Zeszłego lata, pod sam koniec letniego okienka transferowego, monachijczycy byli blisko finalizacji transferu portugalskiego pomocnika – Joao Palhinhii.
Transfer był już w zasadzie kompletny – Portugalczyk
pomyślnie przeszedł badania medyczne w Monachium, a nawet odbył sesję zdjęciowa
jako nowy zawodnik Bayernu. Niestety, ale w wyniku braku zgody Fulham na
sprzedaż (nie znaleźli następcy na czas), Joao nie przeniósł się do FCB…
Ostatecznie Palhinha powrócił do Londynu, jednakże już wtedy media był przekonane, że „Bawarczycy” nie odpuszczą i ponownie postarają się o defensywnego pomocnika. Z kolei niedawno sam zainteresowany został zapytany, czy jego zdaniem „drzwi do bawarskiego klubu” zostały zamknięte.
− Nie wiem, czy to zamknięte drzwi, czy nie, wszystko w piłce jest bardzo niepewne.

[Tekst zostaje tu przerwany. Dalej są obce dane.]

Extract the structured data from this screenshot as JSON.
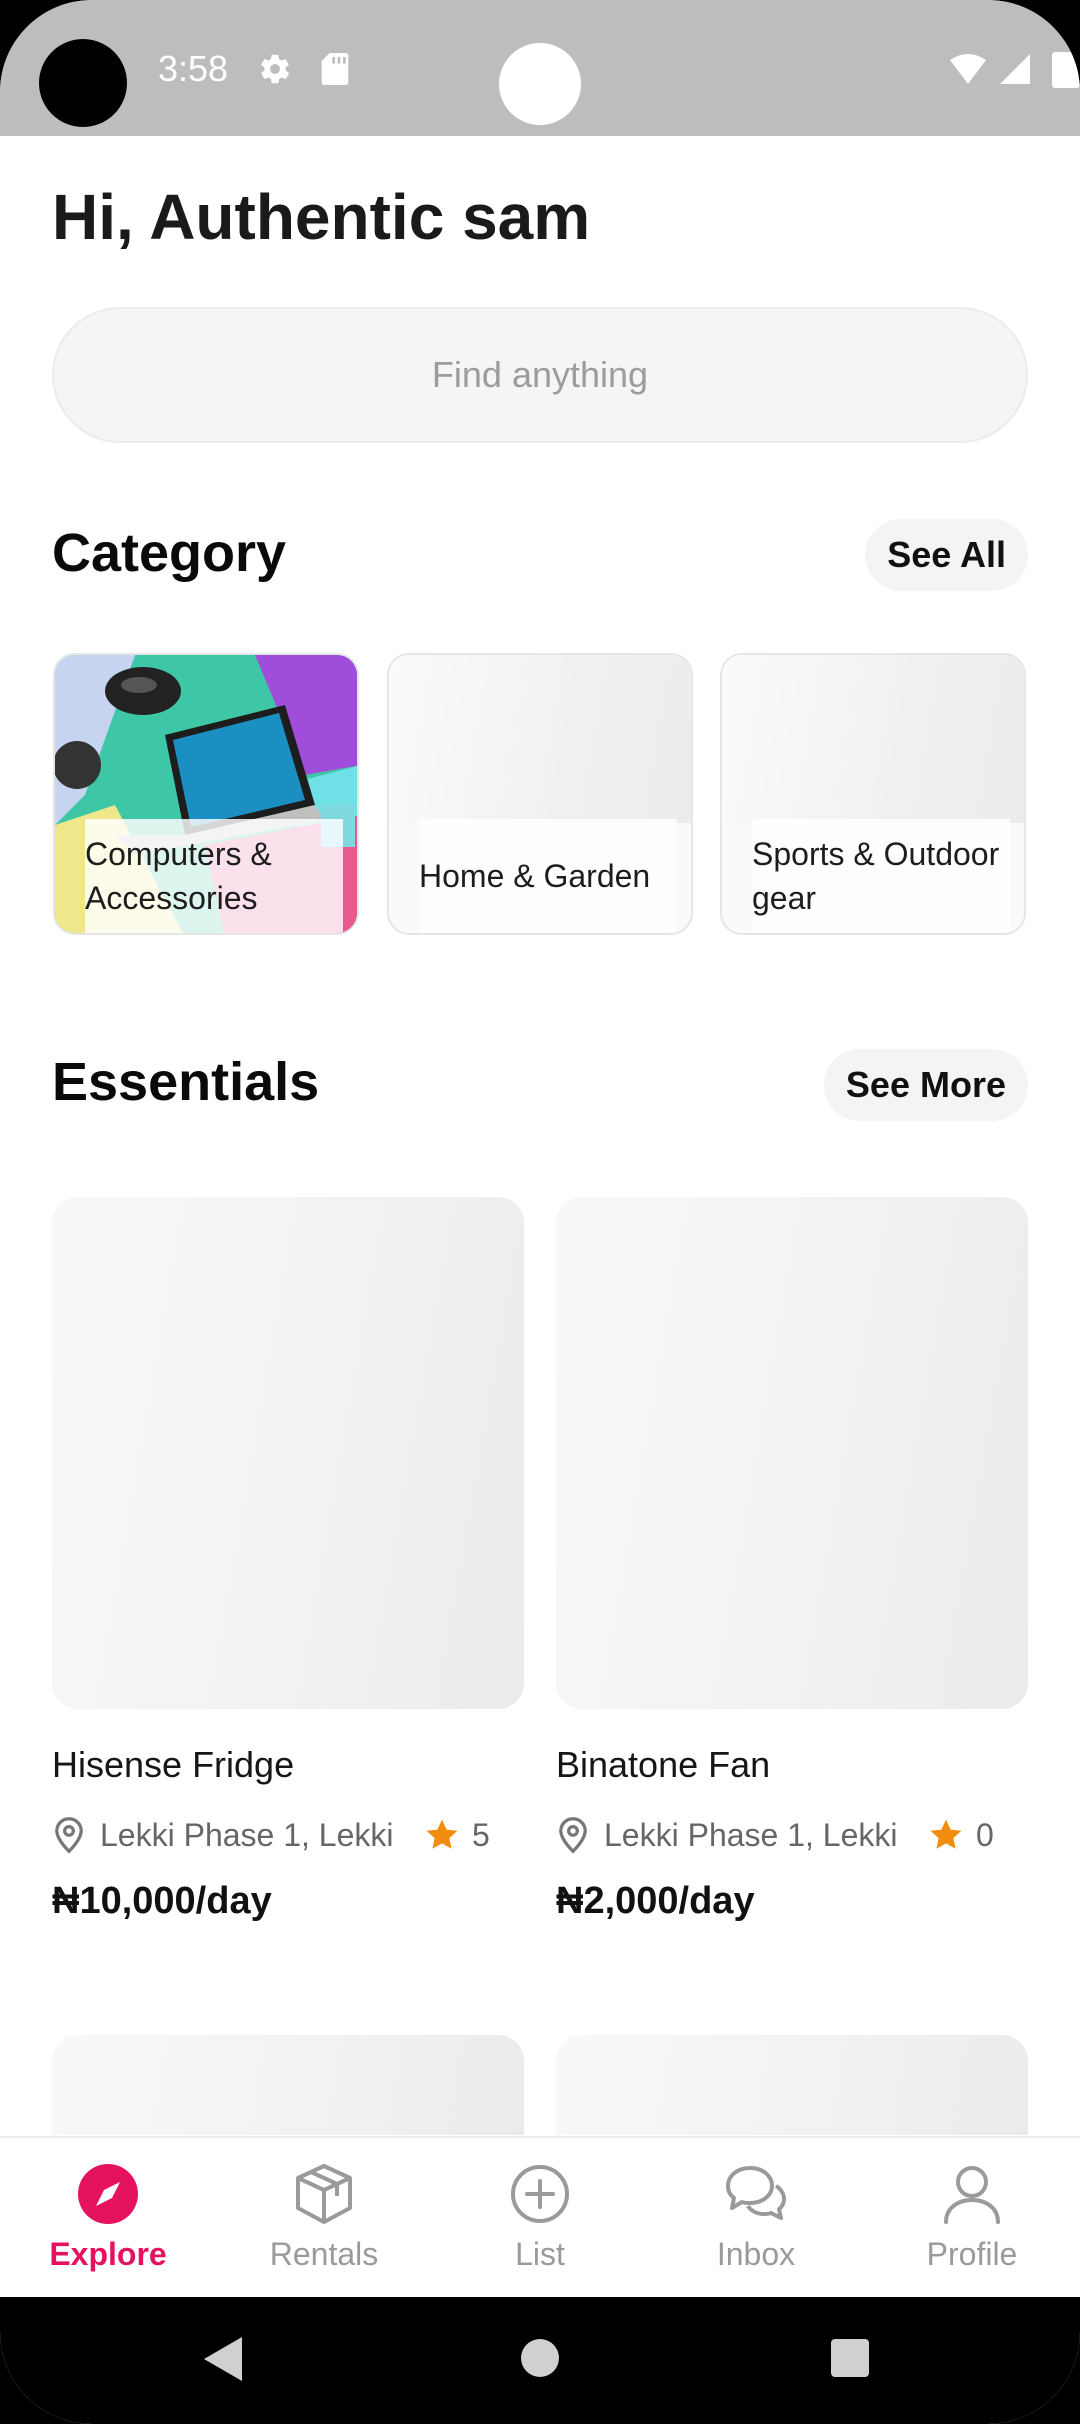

Nie mogę powiedzieć, że to zamknięte lub otwarte drzwi. Nie mogę też postawić się w takiej sytuacji – powiedział Palhinha.

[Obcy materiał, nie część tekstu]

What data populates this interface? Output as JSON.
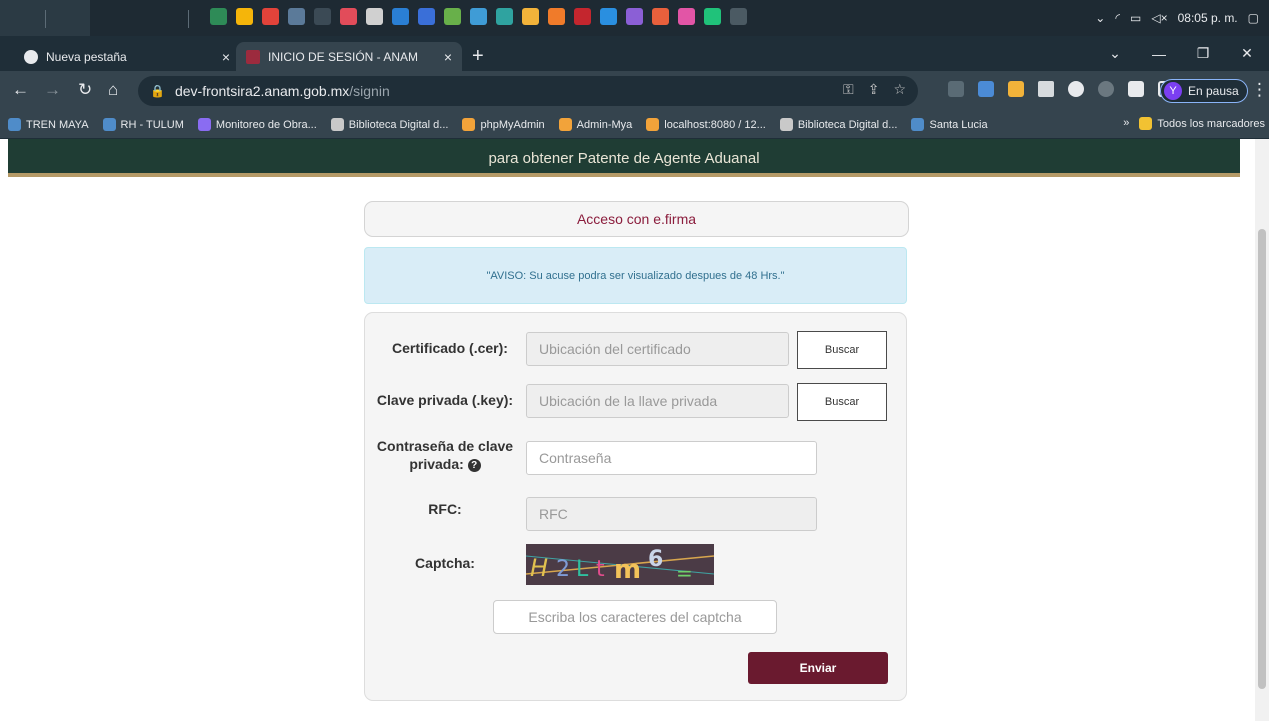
{
  "taskbar": {
    "clock": "08:05 p. m."
  },
  "tabs": [
    {
      "label": "Nueva pestaña"
    },
    {
      "label": "INICIO DE SESIÓN - ANAM"
    }
  ],
  "address": {
    "host": "dev-frontsira2.anam.gob.mx",
    "path": "/signin"
  },
  "profile": {
    "initial": "Y",
    "label": "En pausa"
  },
  "bookmarks": [
    {
      "label": "TREN MAYA",
      "color": "#4f8cc9"
    },
    {
      "label": "RH - TULUM",
      "color": "#4f8cc9"
    },
    {
      "label": "Monitoreo de Obra...",
      "color": "#8a6cf2"
    },
    {
      "label": "Biblioteca Digital d...",
      "color": "#c9c9c9"
    },
    {
      "label": "phpMyAdmin",
      "color": "#f2a33a"
    },
    {
      "label": "Admin-Mya",
      "color": "#f2a33a"
    },
    {
      "label": "localhost:8080 / 12...",
      "color": "#f2a33a"
    },
    {
      "label": "Biblioteca Digital d...",
      "color": "#c9c9c9"
    },
    {
      "label": "Santa Lucia",
      "color": "#4f8cc9"
    }
  ],
  "bookmarks_more": "»",
  "bookmarks_all": "Todos los marcadores",
  "banner": {
    "text": "para obtener Patente de Agente Aduanal"
  },
  "access_title": "Acceso con e.firma",
  "notice": "\"AVISO: Su acuse podra ser visualizado despues de 48 Hrs.\"",
  "form": {
    "cert_label": "Certificado (.cer):",
    "cert_placeholder": "Ubicación del certificado",
    "key_label": "Clave privada (.key):",
    "key_placeholder": "Ubicación de la llave privada",
    "browse": "Buscar",
    "password_label_1": "Contraseña de clave",
    "password_label_2": "privada:",
    "password_placeholder": "Contraseña",
    "rfc_label": "RFC:",
    "rfc_placeholder": "RFC",
    "captcha_label": "Captcha:",
    "captcha_text": "H2Ltm6=",
    "captcha_placeholder": "Escriba los caracteres del captcha",
    "submit": "Enviar"
  },
  "colors": {
    "accent": "#6a1a2f",
    "banner": "#1f3d34",
    "gold": "#b59a67"
  }
}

− Dzisiaj chcę skupić się bardziej na EURO, ponieważ to jest cel, aby pozostawić po sobie dobre wrażenie na EURO. Potem nastąpi wszystko inne – dodał.
REKLAMA
− Ludzie już mnie znają. Fakt, że jestem w Premier League oznacza, że jestem na wielkim rynku transaferowym, prawdopodobnie największym ze wszystkich. EURO jest również wizytówką, którą wszyscy śledzą na całym świecie – podsumował Joao Palhinha.
Mając na uwadze miniony sezon 2023/24, Palhinha miał okazję rozegrać łącznie 39 spotkań dla Fulham, zaś jego dorobek w tym czasie to 4 bramki oraz 1 asysta (przy 3178 minutach na boiskach). Szacunkowa wartość Portugalczyka to obecnie 55 mln euro.